Bu artık sistematik bir hale gelmiş sorumsuzluğun sonuçlarıdır. Şu soruyu artık yüksek sesle sormalıyız: İnsanlar liyakatsizlik sonucu şehit olur mu?

Bugün iki askerimiz şehit oldu. Milli Savunma Bakanlığı açıklama yaptı: “Aşırı sıvı kaybına bağlı organ yetmezliği.” Bir cümle, bir satır… İki askerimiz susuzluktan ölmüş, 2025 yılında… Sıvı kaybından şehit. Bu nasıl bir yokluk, nasıl bir tedbirsizlik, nasıl bir ihmaldir? Yakın geçmişe dönelim… Daha önce hayatını kaybeden askerleri bir mağaradan almak için gönderilen 12 askerimiz yaşamını yitirmişti. O operasyona dair hâlâ net bir açıklama yok. Soru sormak suç, sorgulamak vatan hainliği sayılıyor.

Daha birkaç gün öncesine gidelim, Seyitgazi orman yangınında 10 kişi yanarak can verdi. Genç yaşta yaşamını yitiren 5 AKUT gönüllüsü ve 5 orman işçisinin de arkasından şehit oldular dendi, ağıtlar yakıldı, eşler, çocuklar şehit fotoğraflarına sarılıp ağladı, giden geri gelmedi… "Rüzgar aniden yön değiştirdi" dediler. Peki o insanlar neden yangına uygun giysi, donanım ve destekle gönderilmedi? Bu büyük yangınlar insan gücüyle söner mi? Yeteri kadar uçağımız yok muydu, diye sormadık, soramadık… Oysa aynı yangına müdahale eden Azerbaycan'dan gelen yangın ekiplerinin görüntülerini de izledik. Başlarında kask, üzerlerinde ısıya dayanıklı özel kıyafetler, ellerinde profesyonel araçlar vardı...

Bu yaşadığımızın adı nedir, nasıl izah edilir diye çok derinlikli açıklamalara lüzum yok. Bunun adı liyakatsizlik. Ve evet, artık bu ülkede insanlar liyakatsizlik sonucu şehit oluyor. Bu sözü duyunca durup düşünmeliyiz: Şehitlik, bu kadar kolay ve sıradan bir ölüm gerekçesine mi indirgendi?

Bir başka trajedi: 21 Ocak 2025’te, Bolu’daki Kartalkaya Kayak Merkezi’nde, Grand Kartal Oteli’nde çıkan yangında 78 kişi öldü. Otel doluydu. Çıkışlar yetersizdi. Önlemler yoktu. Yangın hızla yayıldı. Sorumlular yargılanmadı bile.

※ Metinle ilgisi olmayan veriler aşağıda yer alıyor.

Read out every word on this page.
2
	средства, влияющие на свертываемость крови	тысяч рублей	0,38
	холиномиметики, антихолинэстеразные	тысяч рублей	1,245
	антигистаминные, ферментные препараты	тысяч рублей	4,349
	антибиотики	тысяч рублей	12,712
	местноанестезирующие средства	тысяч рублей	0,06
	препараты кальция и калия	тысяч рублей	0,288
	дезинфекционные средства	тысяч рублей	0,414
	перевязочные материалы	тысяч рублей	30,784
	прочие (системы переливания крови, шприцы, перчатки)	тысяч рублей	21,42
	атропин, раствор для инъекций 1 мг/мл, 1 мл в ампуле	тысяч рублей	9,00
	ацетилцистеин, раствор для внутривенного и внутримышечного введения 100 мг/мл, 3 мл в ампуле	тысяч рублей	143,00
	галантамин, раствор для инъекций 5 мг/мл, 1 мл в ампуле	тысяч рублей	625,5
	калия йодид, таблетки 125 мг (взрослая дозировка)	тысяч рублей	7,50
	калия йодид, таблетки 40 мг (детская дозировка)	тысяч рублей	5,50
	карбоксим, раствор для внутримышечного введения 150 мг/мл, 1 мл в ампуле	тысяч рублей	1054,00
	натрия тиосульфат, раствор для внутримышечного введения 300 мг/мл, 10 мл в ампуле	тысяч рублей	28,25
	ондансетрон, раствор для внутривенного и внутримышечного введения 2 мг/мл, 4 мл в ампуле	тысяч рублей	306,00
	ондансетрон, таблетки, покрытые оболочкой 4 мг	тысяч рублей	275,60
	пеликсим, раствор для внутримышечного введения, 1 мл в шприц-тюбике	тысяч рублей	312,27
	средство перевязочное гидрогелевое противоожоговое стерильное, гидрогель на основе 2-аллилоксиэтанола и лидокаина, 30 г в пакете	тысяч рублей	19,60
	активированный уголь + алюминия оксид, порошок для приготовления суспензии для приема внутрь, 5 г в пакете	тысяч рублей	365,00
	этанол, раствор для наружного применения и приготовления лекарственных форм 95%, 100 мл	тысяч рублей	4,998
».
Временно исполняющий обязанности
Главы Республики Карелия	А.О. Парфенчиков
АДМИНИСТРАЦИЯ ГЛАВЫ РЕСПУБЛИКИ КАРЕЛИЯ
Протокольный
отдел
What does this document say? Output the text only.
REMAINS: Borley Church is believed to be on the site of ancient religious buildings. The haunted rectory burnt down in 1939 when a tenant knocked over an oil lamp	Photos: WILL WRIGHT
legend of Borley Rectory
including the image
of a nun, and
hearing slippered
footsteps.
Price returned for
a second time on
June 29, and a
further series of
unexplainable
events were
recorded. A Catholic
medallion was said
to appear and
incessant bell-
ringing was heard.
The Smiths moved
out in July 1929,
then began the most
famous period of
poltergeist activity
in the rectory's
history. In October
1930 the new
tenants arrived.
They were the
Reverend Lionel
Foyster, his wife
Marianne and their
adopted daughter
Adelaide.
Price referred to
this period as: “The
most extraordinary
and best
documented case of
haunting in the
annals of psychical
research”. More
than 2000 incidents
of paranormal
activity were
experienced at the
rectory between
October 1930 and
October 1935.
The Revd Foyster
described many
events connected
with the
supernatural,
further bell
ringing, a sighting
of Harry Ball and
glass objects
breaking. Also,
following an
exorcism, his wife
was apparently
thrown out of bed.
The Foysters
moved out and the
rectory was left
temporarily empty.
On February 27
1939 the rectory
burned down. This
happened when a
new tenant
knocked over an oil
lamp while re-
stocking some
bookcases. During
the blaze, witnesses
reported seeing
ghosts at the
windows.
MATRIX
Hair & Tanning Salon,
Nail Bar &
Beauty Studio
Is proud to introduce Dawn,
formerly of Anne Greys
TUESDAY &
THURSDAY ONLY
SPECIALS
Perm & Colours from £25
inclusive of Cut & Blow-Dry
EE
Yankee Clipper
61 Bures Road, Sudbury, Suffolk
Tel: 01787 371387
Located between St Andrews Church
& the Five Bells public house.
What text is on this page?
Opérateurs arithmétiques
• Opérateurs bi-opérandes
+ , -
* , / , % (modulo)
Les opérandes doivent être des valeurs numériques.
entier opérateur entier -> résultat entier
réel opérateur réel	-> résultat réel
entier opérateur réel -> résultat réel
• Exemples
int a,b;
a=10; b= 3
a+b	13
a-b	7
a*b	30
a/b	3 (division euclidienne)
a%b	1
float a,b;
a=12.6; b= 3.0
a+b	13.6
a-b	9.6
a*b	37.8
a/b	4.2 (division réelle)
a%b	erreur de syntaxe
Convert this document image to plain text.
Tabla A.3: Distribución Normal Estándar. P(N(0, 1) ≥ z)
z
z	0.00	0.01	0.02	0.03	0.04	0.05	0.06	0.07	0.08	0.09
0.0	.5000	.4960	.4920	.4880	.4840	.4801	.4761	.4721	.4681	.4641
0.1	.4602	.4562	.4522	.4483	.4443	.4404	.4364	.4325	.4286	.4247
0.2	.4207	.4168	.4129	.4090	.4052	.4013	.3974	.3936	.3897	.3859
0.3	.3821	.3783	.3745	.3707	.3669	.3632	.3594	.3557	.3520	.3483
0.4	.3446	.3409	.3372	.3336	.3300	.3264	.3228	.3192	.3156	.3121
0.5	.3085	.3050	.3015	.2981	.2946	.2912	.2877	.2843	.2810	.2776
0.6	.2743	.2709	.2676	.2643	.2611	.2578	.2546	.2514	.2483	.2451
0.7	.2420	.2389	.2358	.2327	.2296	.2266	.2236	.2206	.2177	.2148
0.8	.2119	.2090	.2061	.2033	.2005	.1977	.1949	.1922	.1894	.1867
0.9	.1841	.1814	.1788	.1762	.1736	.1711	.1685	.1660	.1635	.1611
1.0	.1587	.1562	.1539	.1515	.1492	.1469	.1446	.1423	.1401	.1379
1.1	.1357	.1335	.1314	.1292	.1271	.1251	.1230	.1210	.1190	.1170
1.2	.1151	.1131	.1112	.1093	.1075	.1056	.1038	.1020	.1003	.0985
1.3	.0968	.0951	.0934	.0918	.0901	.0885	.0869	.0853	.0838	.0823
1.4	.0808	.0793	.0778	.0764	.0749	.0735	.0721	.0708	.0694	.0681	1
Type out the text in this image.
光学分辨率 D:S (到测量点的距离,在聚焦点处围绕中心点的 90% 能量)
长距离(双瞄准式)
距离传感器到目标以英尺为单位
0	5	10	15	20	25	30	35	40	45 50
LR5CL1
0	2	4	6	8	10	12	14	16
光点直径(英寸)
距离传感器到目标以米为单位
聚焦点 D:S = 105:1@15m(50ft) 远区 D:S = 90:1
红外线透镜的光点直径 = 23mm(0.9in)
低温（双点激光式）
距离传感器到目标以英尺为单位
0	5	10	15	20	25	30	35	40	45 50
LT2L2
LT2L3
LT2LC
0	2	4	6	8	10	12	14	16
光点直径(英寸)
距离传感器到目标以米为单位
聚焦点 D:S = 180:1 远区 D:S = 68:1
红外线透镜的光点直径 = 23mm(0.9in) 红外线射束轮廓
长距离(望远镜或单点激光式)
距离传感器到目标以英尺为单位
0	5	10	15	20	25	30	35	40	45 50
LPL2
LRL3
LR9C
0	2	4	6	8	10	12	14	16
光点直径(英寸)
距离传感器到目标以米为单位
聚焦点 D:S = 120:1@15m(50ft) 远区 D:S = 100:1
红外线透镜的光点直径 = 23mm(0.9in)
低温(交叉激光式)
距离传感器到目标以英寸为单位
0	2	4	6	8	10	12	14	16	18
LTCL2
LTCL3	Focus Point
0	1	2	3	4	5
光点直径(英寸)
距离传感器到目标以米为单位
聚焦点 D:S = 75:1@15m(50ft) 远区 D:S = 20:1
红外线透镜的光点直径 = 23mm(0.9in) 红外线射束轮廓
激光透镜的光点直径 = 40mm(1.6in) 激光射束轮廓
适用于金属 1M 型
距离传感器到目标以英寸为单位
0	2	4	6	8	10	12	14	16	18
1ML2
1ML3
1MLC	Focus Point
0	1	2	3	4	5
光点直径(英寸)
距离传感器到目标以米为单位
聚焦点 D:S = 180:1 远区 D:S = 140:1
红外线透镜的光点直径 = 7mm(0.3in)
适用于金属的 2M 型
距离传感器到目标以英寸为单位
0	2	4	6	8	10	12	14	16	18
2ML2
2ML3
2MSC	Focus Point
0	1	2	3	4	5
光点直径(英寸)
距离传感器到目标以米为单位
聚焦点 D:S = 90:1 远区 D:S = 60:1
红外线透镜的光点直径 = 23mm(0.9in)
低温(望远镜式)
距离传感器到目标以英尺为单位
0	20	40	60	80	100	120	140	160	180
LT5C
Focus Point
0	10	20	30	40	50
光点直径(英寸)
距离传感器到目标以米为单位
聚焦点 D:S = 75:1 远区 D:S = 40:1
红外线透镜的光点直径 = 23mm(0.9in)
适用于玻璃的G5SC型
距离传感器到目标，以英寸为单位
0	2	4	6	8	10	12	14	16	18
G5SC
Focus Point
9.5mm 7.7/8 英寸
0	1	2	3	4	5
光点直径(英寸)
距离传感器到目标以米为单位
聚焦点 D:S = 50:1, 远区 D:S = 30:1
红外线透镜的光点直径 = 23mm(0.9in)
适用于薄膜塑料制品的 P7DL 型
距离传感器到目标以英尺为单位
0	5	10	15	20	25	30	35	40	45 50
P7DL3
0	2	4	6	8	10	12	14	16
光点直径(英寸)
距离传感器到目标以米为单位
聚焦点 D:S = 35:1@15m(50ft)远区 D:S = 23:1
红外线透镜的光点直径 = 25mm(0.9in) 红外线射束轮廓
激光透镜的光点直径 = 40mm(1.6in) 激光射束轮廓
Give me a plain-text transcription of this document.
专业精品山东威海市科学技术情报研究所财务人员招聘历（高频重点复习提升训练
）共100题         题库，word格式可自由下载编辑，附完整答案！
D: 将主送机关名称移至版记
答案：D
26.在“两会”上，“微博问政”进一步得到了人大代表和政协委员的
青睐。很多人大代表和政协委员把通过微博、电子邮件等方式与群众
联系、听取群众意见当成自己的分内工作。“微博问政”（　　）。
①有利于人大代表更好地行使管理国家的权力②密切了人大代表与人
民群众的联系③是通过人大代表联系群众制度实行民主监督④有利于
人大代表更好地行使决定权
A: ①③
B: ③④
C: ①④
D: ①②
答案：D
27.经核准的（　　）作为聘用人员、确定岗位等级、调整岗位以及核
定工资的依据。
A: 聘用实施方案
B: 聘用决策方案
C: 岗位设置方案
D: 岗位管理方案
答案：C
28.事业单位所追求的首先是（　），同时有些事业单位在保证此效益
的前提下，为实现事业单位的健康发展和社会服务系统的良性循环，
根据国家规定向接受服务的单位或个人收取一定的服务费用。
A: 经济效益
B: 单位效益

Peki ormanlarımız, ilk kez mi yandı? 3 yıl önce yine yandı. Helikopter yoktu, uçak yoktu. O zaman da “gereken yapılacak” denmişti. Bugün? Hâlâ yeterli sayıda yangın söndürme uçağımız yok. Hava sıcaklıklarının artacağı bilimsel verilerle belliydi. Yangınların kaçınılmaz olduğu da. Ama yine hiçbir şey yapılmadı. Yine beklendi. Yine insanlar ve doğa ölüme terk edildi.

Bu sadece ihmal değil. Bu artık sistematik bir hale gelmiş sorumsuzluğun sonuçlarıdır. Şu soruyu artık yüksek sesle sormalıyız: İnsanlar liyakatsizlik sonucu şehit olur mu? Yoksa ihmalle, ciddiyetsizlikle, tedbirsizlikle hayatını kaybeden insanlara sadece “şehit” deyip geçmek, suçluyu gizlemenin adı mı oldu?

Bu soruyu sormadan, bu düzen değişmez. Ve bu düzen, ancak liyakatle ayağa kalkar. Ancak adaletle yeniden güven inşa edilir. Yoksa yangınlar söner, savaşlar biter ama biz, kendi insanımızı, kendi çocuklarımızı kaybetmeye devam ederiz. Hem de sıvı kaybından, hem de ihmallerden, hem de yok sayılmış hayatlardan.